Jacobson and Delucchi write in Part 1 of their two-part paper that
… the direct use of electricity, for example, for heating or electric motors, is considerably more efficient than is fuel combustion in the same application. The use of electrolytic hydrogen is less efficient than is the use of fossil fuels for direct heating but more efficient for transportation when fuel cells are used; the efficiency difference between direct use of electricity and electrolytic hydrogen is due to the energy losses of electrolysis, and in the case of most transportation uses, the energy requirements of compression and the greater inefficiencies of fuel cells than batteries. Assuming that some additional modest energy-conservation measures are implemented (see the list of demand-side conservation measures in Section 2) and subtracting the energy requirements of petroleum refining, we estimate that an all-WWS world would require ~30% less end-use power than the EIA projects for the conventional fossil-fuel scenario.
What about 2050? Well, it’s reasonable to assume that by 2030 the U.S. as a whole would have learned how to do what California has done for the past 30 years — keep power demand growth near a flat line even while GDP expands greatly. So by mid-century, power demand likely won’t be much more than 1.78 TW. Let’s say 2 TW to be conservative. That’s only half of what Griffith estimates — quite a difference, almost certainly more than enough to change the answer to the question at hand.
Global use and demand trends are comparable in the Jacobson-Delucchi vision. This might be debatable, in that what is possible for the U.S. may not be as likely to occur in developing nations. But one can make good arguments that developing nations are actually more likely to embrace efficient technologies than countries where existing fossil-fuel power plants still have decades top run before they’re paid off.
This discussion will be familiar to advocates of rapid deployment of renewables. Say, as most climatologists who have studied the problem insist, we need to cut our emissions of greenhouse gases by 80-90& over the new three or four decades to avoid irrevocable and/or catastrophic global warming. That sounds daunting. But if we can cut demand in half through improvements to the efficiency of existing infrastructure, introduction of new technologies that are more inherently more efficient, and stop wasting so much heat and energy in the first place by making some strategic changes to how we work and get around, the task isn’t quite so daunting after all.
Building enough wind turbines and solar PV arrays to replace 85% of our energy mix will be difficult.

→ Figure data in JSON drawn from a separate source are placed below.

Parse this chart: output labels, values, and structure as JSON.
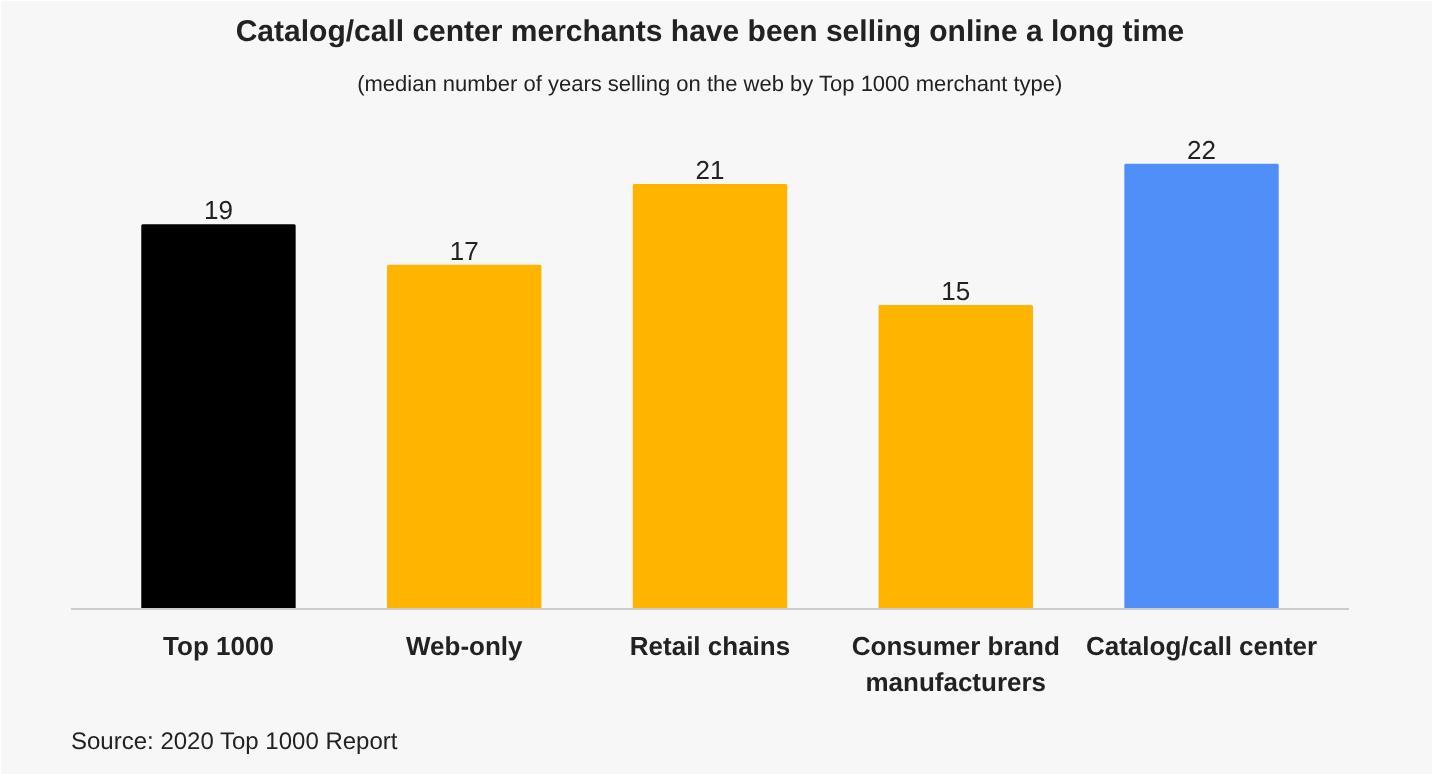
{
  "chart_data": {
    "type": "bar",
    "title": "Catalog/call center merchants have been selling online a long time",
    "subtitle": "(median number of years selling on the web by Top 1000 merchant type)",
    "categories": [
      "Top 1000",
      "Web-only",
      "Retail chains",
      "Consumer brand manufacturers",
      "Catalog/call center"
    ],
    "values": [
      19,
      17,
      21,
      15,
      22
    ],
    "colors": [
      "#000000",
      "#ffb400",
      "#ffb400",
      "#ffb400",
      "#4f8ff7"
    ],
    "data_labels": true,
    "grid": false,
    "annotations": [
      "Source: 2020 Top 1000 Report"
    ]
  }
}
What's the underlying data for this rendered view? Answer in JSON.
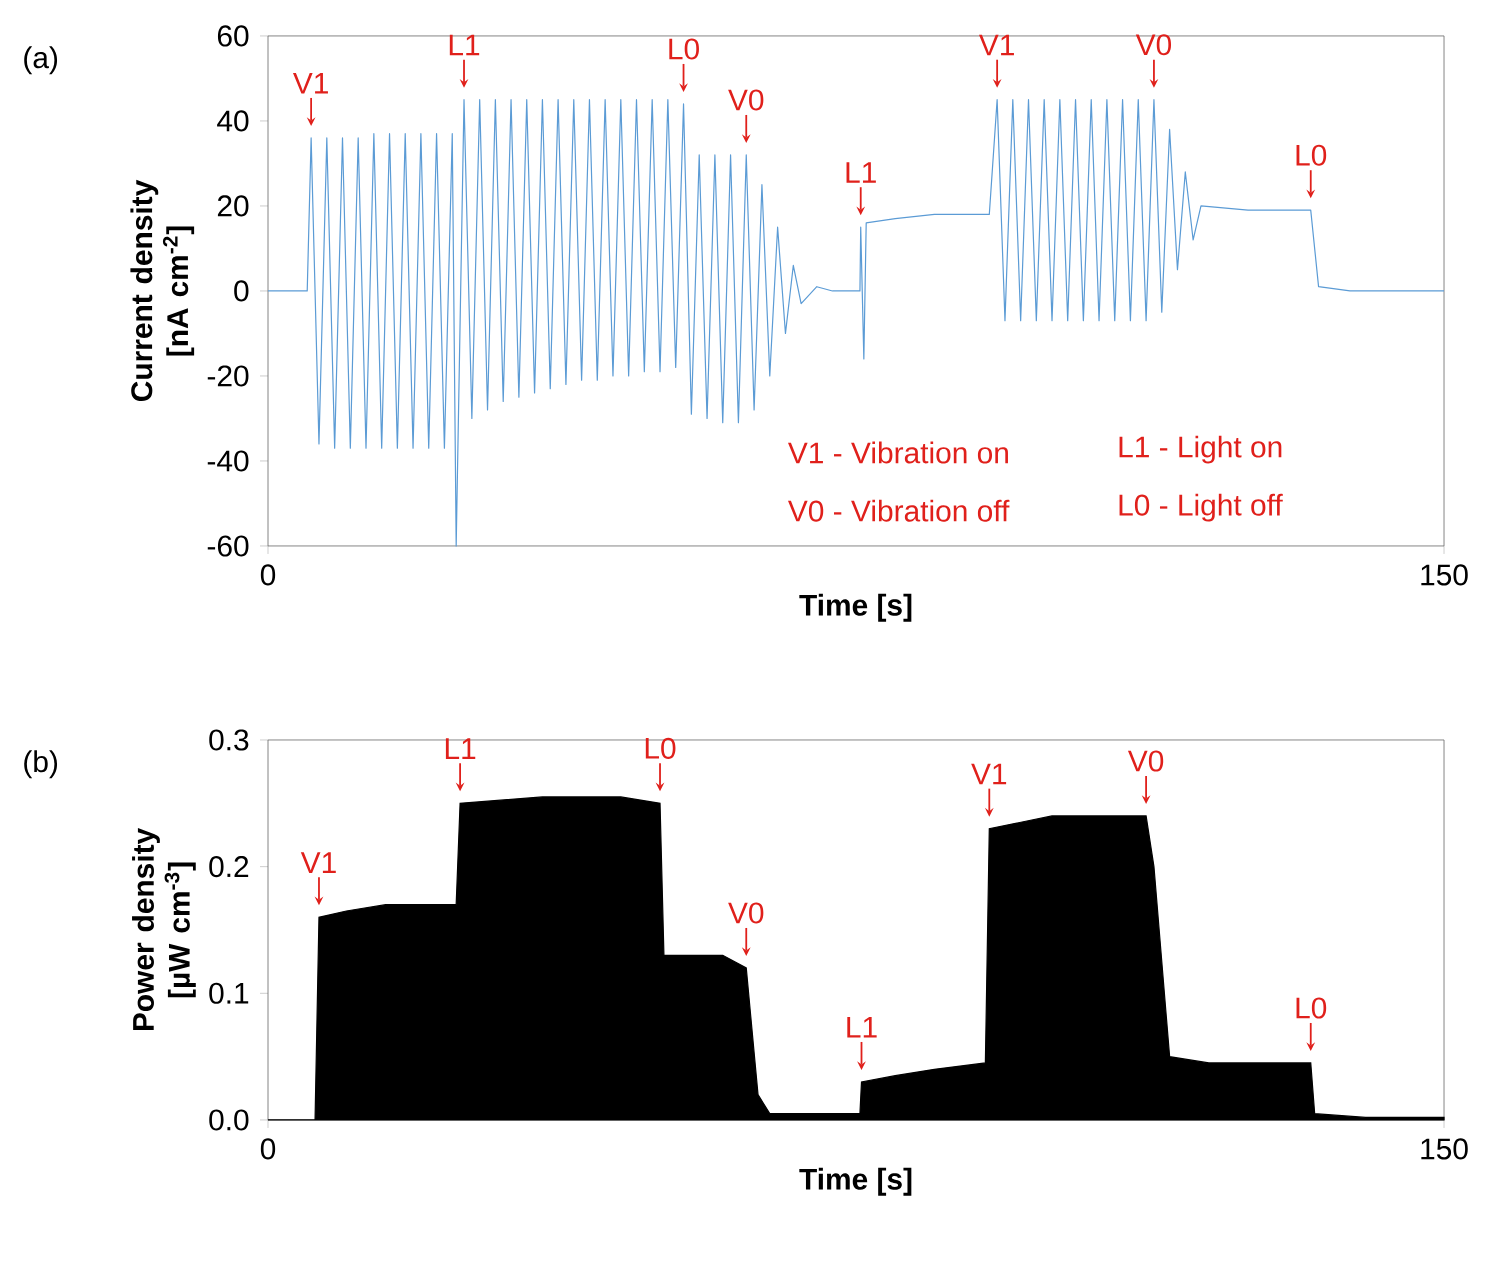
{
  "chart_data": [
    {
      "type": "line",
      "title": "(a)",
      "xlabel": "Time [s]",
      "ylabel": "Current density [nA cm$^{-2}$]",
      "color": "#5b9bd5",
      "xlim": [
        0,
        150
      ],
      "xticks": [
        0,
        150
      ],
      "ylim": [
        -60,
        60
      ],
      "yticks": [
        -60,
        -40,
        -20,
        0,
        20,
        40,
        60
      ],
      "x": [
        0,
        5,
        5.5,
        6.5,
        7.5,
        8.5,
        9.5,
        10.5,
        11.5,
        12.5,
        13.5,
        14.5,
        15.5,
        16.5,
        17.5,
        18.5,
        19.5,
        20.5,
        21.5,
        22.5,
        23.5,
        24,
        25,
        26,
        27,
        28,
        29,
        30,
        31,
        32,
        33,
        34,
        35,
        36,
        37,
        38,
        39,
        40,
        41,
        42,
        43,
        44,
        45,
        46,
        47,
        48,
        49,
        50,
        51,
        52,
        53,
        54,
        55,
        56,
        57,
        58,
        59,
        60,
        61,
        62,
        63,
        64,
        65,
        66,
        67,
        68,
        70,
        72,
        75.5,
        75.6,
        76,
        76.3,
        80,
        85,
        92,
        93,
        94,
        95,
        96,
        97,
        98,
        99,
        100,
        101,
        102,
        103,
        104,
        105,
        106,
        107,
        108,
        109,
        110,
        111,
        112,
        113,
        114,
        115,
        116,
        117,
        118,
        119,
        125,
        133,
        134,
        138,
        150
      ],
      "values": [
        0,
        0,
        36,
        -36,
        36,
        -37,
        36,
        -37,
        36,
        -37,
        37,
        -37,
        37,
        -37,
        37,
        -37,
        37,
        -37,
        37,
        -37,
        37,
        -60,
        45,
        -30,
        45,
        -28,
        45,
        -26,
        45,
        -25,
        45,
        -24,
        45,
        -23,
        45,
        -22,
        45,
        -21,
        45,
        -21,
        45,
        -20,
        45,
        -20,
        45,
        -19,
        45,
        -19,
        45,
        -18,
        44,
        -29,
        32,
        -30,
        32,
        -31,
        32,
        -31,
        32,
        -28,
        25,
        -20,
        15,
        -10,
        6,
        -3,
        1,
        0,
        0,
        15,
        -16,
        16,
        17,
        18,
        18,
        45,
        -7,
        45,
        -7,
        45,
        -7,
        45,
        -7,
        45,
        -7,
        45,
        -7,
        45,
        -7,
        45,
        -7,
        45,
        -7,
        45,
        -7,
        45,
        -5,
        38,
        5,
        28,
        12,
        20,
        19,
        19,
        1,
        0,
        0
      ],
      "annotations": [
        {
          "text": "V1",
          "x": 5.5,
          "y": 36
        },
        {
          "text": "L1",
          "x": 25,
          "y": 45
        },
        {
          "text": "L0",
          "x": 53,
          "y": 44
        },
        {
          "text": "V0",
          "x": 61,
          "y": 32
        },
        {
          "text": "L1",
          "x": 75.6,
          "y": 15
        },
        {
          "text": "V1",
          "x": 93,
          "y": 45
        },
        {
          "text": "V0",
          "x": 113,
          "y": 45
        },
        {
          "text": "L0",
          "x": 133,
          "y": 19
        },
        "V1 - Vibration on",
        "L1 - Light on",
        "V0 - Vibration off",
        "L0 - Light off"
      ]
    },
    {
      "type": "area",
      "title": "(b)",
      "xlabel": "Time [s]",
      "ylabel": "Power density [µW cm$^{-3}$]",
      "color": "#000000",
      "xlim": [
        0,
        150
      ],
      "xticks": [
        0,
        150
      ],
      "ylim": [
        0,
        0.3
      ],
      "yticks": [
        {
          "value": 0,
          "label": "0.0"
        },
        {
          "value": 0.1,
          "label": "0.1"
        },
        {
          "value": 0.2,
          "label": "0.2"
        },
        {
          "value": 0.3,
          "label": "0.3"
        }
      ],
      "x": [
        0,
        6,
        6.5,
        10,
        15,
        24,
        24.5,
        35,
        45,
        50,
        50.5,
        58,
        61,
        62.5,
        64,
        75.5,
        75.7,
        80,
        85,
        91.5,
        92,
        100,
        112,
        113,
        115,
        120,
        133,
        133.5,
        140,
        150
      ],
      "values": [
        0,
        0,
        0.16,
        0.165,
        0.17,
        0.17,
        0.25,
        0.255,
        0.255,
        0.25,
        0.13,
        0.13,
        0.12,
        0.02,
        0.005,
        0.005,
        0.03,
        0.035,
        0.04,
        0.045,
        0.23,
        0.24,
        0.24,
        0.2,
        0.05,
        0.045,
        0.045,
        0.005,
        0.002,
        0.002
      ],
      "annotations": [
        {
          "text": "V1",
          "x": 6.5,
          "y": 0.16
        },
        {
          "text": "L1",
          "x": 24.5,
          "y": 0.25
        },
        {
          "text": "L0",
          "x": 50,
          "y": 0.25
        },
        {
          "text": "V0",
          "x": 61,
          "y": 0.12
        },
        {
          "text": "L1",
          "x": 75.7,
          "y": 0.03
        },
        {
          "text": "V1",
          "x": 92,
          "y": 0.23
        },
        {
          "text": "V0",
          "x": 112,
          "y": 0.24
        },
        {
          "text": "L0",
          "x": 133,
          "y": 0.045
        }
      ]
    }
  ]
}
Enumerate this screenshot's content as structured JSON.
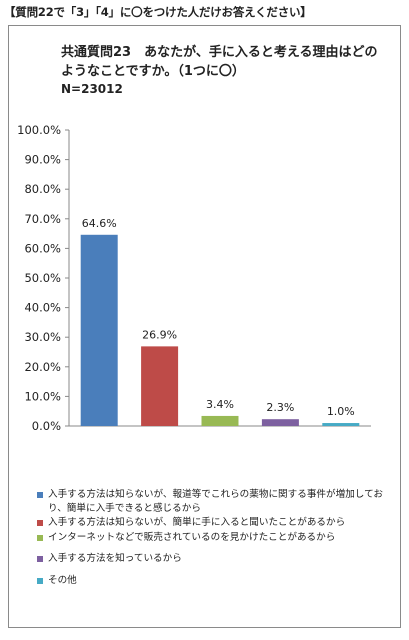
{
  "note": "【質問22で「3」「4」に〇をつけた人だけお答えください】",
  "chart_data": {
    "type": "bar",
    "title": "共通質問23　あなたが、手に入ると考える理由はどのようなことですか。（1つに〇）",
    "subtitle": "N=23012",
    "categories": [
      "入手する方法は知らないが、報道等でこれらの薬物に関する事件が増加しており、簡単に入手できると感じるから",
      "入手する方法は知らないが、簡単に手に入ると聞いたことがあるから",
      "インターネットなどで販売されているのを見かけたことがあるから",
      "入手する方法を知っているから",
      "その他"
    ],
    "values": [
      64.6,
      26.9,
      3.4,
      2.3,
      1.0
    ],
    "value_labels": [
      "64.6%",
      "26.9%",
      "3.4%",
      "2.3%",
      "1.0%"
    ],
    "colors": [
      "#4a7ebb",
      "#be4b48",
      "#98b954",
      "#7d60a0",
      "#46aac5"
    ],
    "ylim": [
      0,
      100
    ],
    "yticks": [
      "0.0%",
      "10.0%",
      "20.0%",
      "30.0%",
      "40.0%",
      "50.0%",
      "60.0%",
      "70.0%",
      "80.0%",
      "90.0%",
      "100.0%"
    ],
    "grid": false,
    "legend_position": "bottom",
    "xlabel": "",
    "ylabel": ""
  }
}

Building enough wind, solar thermal and PV, geothermal, small-scale hydro and tidal generators to replace 42% sounds doable. And just so Griffith isn’t cast as the villain here, I’ll give the last word to one of his less pessimistic observations:
If society’s efforts were turned in different directions, shifting from making fewer consumer products to making more devices to capture renewable energy, the transition might ultimately fuel itself. After all, beverage makers now produce some 300 billion aluminum cans per year, Griffiths notes, which is enough production capacity to manufacture 100 or 200 gigawatts of solar thermal annually. “So we could do 1 terrawatt of solar in 10 years if Pepsi and Coca-Cola and all the breweries became solar companies,” he says. “We have the industrial scale. We are just right now prioritizing what we want to make with it and we are making disposable aluminum cans instead of solar mirrors. That gives me reason for optimism. We can do it.